DETAIL DOCUMENT
KAJIAN HUKUM ASAS ITIKAD BAIK PADA PERJANJIAN SEWA MENYEWA TANAH PERTANIAN (Studi Kasus Di Desa Ketitang, Kabupaten Boyolali). _014 PDT 2025
Total View This Week0
Institusion
Universitas Diponegoro
Author
NAFI’A, YASFIKA
Suharto, R. Suharto
Badriyah, Siti Malikhatun
Subject
Law 
Datestamp
2025-03-12 03:43:10 
Abstract :
Tanah memiliki peranan penting bagi kehidupan manusia yang dapat dimanfaatkan sebagai tempat tinggal, perkebunan, bangunan fasilitas umum, peternakan dan pertanian. Akan tetapi penggunaan tanah sebagai lahan pertanian di Indonesia, terdapat suatu ketimpangan kepemilikan tanah, sehingga tidak semua orang mempunyai tanah pertanian. Hal tersebut, salah satunya terjadi di Desa Ketitang, Kabupaten Boyolali, yang mengakibatkan adanya suatu hubungan hukum perjanjian sewa menyewa tanah pertanian. Pelaksanaan perjanjian sewa menyewa tanah pertanian tersebut dilaksanakan dengan itikad baik sebagaimana yang diatur dalam Pasal 1338 KUHPerdata atas dasar hubungan kekeluargaan para pihaknya sehingga umumnya dilaksanakan melalui perjanjian lisan.

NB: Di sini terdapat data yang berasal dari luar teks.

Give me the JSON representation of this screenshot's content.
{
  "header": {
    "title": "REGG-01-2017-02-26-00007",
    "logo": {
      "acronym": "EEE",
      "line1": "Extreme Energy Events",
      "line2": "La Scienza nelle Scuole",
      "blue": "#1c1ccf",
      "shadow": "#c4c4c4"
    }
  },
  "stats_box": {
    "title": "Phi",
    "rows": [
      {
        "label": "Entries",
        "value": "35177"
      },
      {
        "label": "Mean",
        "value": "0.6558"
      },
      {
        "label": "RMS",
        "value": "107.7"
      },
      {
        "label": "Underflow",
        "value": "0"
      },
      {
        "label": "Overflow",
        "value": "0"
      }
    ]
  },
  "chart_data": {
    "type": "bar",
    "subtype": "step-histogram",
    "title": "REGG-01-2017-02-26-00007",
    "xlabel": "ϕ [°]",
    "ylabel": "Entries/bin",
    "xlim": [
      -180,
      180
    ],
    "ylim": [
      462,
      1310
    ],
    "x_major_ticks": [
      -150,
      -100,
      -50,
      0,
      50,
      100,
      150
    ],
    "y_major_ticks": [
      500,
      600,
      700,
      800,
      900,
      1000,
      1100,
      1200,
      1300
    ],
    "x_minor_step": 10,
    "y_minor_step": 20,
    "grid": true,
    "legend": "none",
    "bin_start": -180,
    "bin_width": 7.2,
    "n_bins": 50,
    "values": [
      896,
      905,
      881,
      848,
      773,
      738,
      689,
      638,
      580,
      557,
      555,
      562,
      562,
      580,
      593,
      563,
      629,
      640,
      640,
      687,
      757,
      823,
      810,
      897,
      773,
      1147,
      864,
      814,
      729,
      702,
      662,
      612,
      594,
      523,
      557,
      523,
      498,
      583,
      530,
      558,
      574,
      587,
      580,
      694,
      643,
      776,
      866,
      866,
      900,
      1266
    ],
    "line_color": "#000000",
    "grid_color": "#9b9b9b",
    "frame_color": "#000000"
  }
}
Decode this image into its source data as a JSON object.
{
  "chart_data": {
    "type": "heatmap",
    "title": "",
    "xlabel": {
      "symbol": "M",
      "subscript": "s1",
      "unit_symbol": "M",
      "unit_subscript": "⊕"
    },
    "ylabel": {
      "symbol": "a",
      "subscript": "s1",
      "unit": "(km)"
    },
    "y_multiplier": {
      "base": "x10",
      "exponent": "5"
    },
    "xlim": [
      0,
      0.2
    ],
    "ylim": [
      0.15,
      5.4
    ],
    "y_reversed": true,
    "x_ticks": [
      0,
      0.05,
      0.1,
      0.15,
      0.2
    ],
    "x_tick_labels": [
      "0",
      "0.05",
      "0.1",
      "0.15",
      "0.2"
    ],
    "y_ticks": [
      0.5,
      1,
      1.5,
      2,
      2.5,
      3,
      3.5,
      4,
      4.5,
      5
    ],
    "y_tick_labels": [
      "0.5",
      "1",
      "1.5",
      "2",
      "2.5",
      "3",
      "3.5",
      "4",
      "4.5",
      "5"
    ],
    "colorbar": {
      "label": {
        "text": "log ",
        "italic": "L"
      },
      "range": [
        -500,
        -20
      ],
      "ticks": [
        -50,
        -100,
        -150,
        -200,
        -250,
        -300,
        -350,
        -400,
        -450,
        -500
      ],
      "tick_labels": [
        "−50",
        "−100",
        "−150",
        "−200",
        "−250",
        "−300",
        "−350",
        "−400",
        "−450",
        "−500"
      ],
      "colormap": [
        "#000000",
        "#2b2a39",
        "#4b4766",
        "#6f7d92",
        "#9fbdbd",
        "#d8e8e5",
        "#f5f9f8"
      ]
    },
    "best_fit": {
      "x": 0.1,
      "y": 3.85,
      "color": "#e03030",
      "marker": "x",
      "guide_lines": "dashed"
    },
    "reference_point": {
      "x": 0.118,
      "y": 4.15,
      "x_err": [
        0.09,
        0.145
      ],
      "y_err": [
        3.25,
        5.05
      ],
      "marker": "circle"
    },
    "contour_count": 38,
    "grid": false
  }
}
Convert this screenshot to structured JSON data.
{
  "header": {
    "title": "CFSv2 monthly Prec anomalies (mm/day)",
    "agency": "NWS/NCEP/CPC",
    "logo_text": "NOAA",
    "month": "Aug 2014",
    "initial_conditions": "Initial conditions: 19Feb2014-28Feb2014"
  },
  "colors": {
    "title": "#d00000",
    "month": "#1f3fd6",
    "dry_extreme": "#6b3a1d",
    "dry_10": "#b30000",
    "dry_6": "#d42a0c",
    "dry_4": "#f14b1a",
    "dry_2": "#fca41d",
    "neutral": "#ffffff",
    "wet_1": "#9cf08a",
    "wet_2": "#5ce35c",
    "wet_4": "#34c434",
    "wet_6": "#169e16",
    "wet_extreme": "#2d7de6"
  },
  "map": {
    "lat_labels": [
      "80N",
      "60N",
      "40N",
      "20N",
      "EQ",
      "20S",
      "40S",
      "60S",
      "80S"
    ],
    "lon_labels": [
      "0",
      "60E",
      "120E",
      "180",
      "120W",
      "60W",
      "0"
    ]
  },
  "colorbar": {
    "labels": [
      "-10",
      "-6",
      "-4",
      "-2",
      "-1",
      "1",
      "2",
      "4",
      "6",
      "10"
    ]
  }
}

Akan tetapi, perjanjian lisan dinilai kurang memberikan kepastian hukum sehingga lemah pembuktiannya apabila terjadi wanprestasi. Oleh karena itu, pada skripsi ini bertujuan untuk mengetahui pelaksanaan asas itikad baik pada perjanjian sewa menyewa tanah pertanian di Desa Ketitang, Kabupaten Boyolali dan peran asas itikad baik pada penyelesaian masalah wanprestasi pada perjanjian sewa menyewa tanah pertanian di Desa Ketitang, Kabupaten Boyolali. Penulisan skripsi ini menerapkan metode penelitian yuridis empiris. Adapun hasil penelitian menunjukkan bahwa masih ada celah kekurangan pada pelaksanaan asas itikad baik pada perjanjian sewa menyewa tanah pertanian di Desa Ketitang, Kabupaten Boyolali dan itikad baik memiliki peranan yang sangat penting dalam menyelesaikan permasalahan wanprestasi pada perjanjian sewa menyewa tanah pertanian di Desa Ketitang, Kabupaten Boyolali. Adapun rekomendasi dari penyusunan skripsi ini antara lain: a.) Warga Desa Ketitang perlu melaksanakan perjanjian sewa menyewa tanah pertanian melalui perjanjian tertulis. b.) Pemerintah Desa Ketitang perlu membuat Peraturan Desa yang mengatur mengenai pelaksanaan perjanjian sewa menyewa tanah pertanian. Kata Kunci: Itikad Baik, Perjanjian, Sewa Menyewa, Tanah Pertanian.